A pep talk

diamond hitch

Well-known member
Joined
Feb 9, 2020
Messages
751
Location
Western Montana
Please don't take this as a lecture, we have all had enough of those. It is rather a pep talk for all of us. My target audience is for those primarily over 50. Those that got up in the middle of the night to pee. Those that got up after 5:30 because they hurt too bad to lay in bed any longer. I speak from experience. For the rest of you enjoy your life to the fullest cause these years are coming.

I have lived through horse wrecks, some near misses in helicopters, polymyalgia (twice) where I was nearly paralyzed for 18 months so bad that I had to have my wife help me off the toilet or out of the tub. I have had both hips replaced because of hard use or maybe drugs for the polymyalgia. In general, I have lived my life under a rode hard and put away wet program. Not exactly the same program most of you have lived by.

This last year while putting up hay I was diagnosed with diffuse large "B" cell lymphoma. My first week of hunting season lost one day to start chemo. The second week found me shedding hair like a coyote with mange.

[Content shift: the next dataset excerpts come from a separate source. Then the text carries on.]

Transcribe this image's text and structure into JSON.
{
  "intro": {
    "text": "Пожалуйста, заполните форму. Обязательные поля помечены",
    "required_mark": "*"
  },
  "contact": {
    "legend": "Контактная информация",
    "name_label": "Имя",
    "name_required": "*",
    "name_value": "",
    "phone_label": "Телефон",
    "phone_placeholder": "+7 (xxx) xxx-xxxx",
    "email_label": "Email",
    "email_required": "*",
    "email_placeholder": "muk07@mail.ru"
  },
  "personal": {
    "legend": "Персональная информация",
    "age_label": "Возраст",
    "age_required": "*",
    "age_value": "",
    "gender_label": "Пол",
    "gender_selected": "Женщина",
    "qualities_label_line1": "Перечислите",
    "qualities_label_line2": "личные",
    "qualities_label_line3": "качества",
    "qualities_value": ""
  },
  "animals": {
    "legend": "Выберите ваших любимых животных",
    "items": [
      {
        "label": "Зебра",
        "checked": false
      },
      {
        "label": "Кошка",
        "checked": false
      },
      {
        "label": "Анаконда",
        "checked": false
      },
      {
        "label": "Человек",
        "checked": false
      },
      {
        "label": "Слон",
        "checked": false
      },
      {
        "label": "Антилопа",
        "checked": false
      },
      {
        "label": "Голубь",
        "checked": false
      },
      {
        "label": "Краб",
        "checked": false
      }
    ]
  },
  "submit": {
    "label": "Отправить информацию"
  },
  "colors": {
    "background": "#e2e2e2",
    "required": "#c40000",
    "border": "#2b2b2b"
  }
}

The rest of season was a new experience being bald and bare for the first time since my gradeschool years. I was extremely fortunate to not experience any side effects and was in the field and on horsesback for 28 days. I finally quit the last couple days due to being so cold and living through a couple of horse wrecks where my pony fell flat on frozen ground. I was most disturbed by the emotion evolved by the possibility of never seeing the places I love again. Not knowing what my future was going to bring - a short trip or room to plan. The unknown was very difficult to face and in some ways still is.

A petscan has shown me cancer free- for now. The Corona virus doesn't necessarily cause me anyway near the fear that of the unknown of cancer.

My attitude- I have a new horse and trailer I haven't wore out yet. I know there are elk out there that I haven't shot at yet. There are chunks of land I haven't stepped on yet. The wife and I continue to work on our house which isn't done yet. For all of us life could end at any time. My goal is to go out having really lived every moment of life I have been allowed. I urge you to do the same. Get out of that chair plan your future. The future of experiencing everything you ever dreamed of. You only get one try at it.
 
I've heard it said that, "A man is not old until regrets take the place of dreams." By that definition I'd say you're not old yet, so enjoy that new horse and adventures. Please share a few pics and stories from your upcoming adventures with those of us not wise enough to heed your pep talk. Good luck!
 
You're preaching to the choir diamond hitch. My story is similar to yours. I lost most of last season due to medical reasons and I question what kind of shape I'll be in for this season but I'm still anticipating the upcoming draw results like a kid waiting for Christmas so I must be OK. Getting old sucks don't it. When Randy says "Hunt when you can. You're gonna run outta health before you run outta money." Take it to heart folks, take it to heart.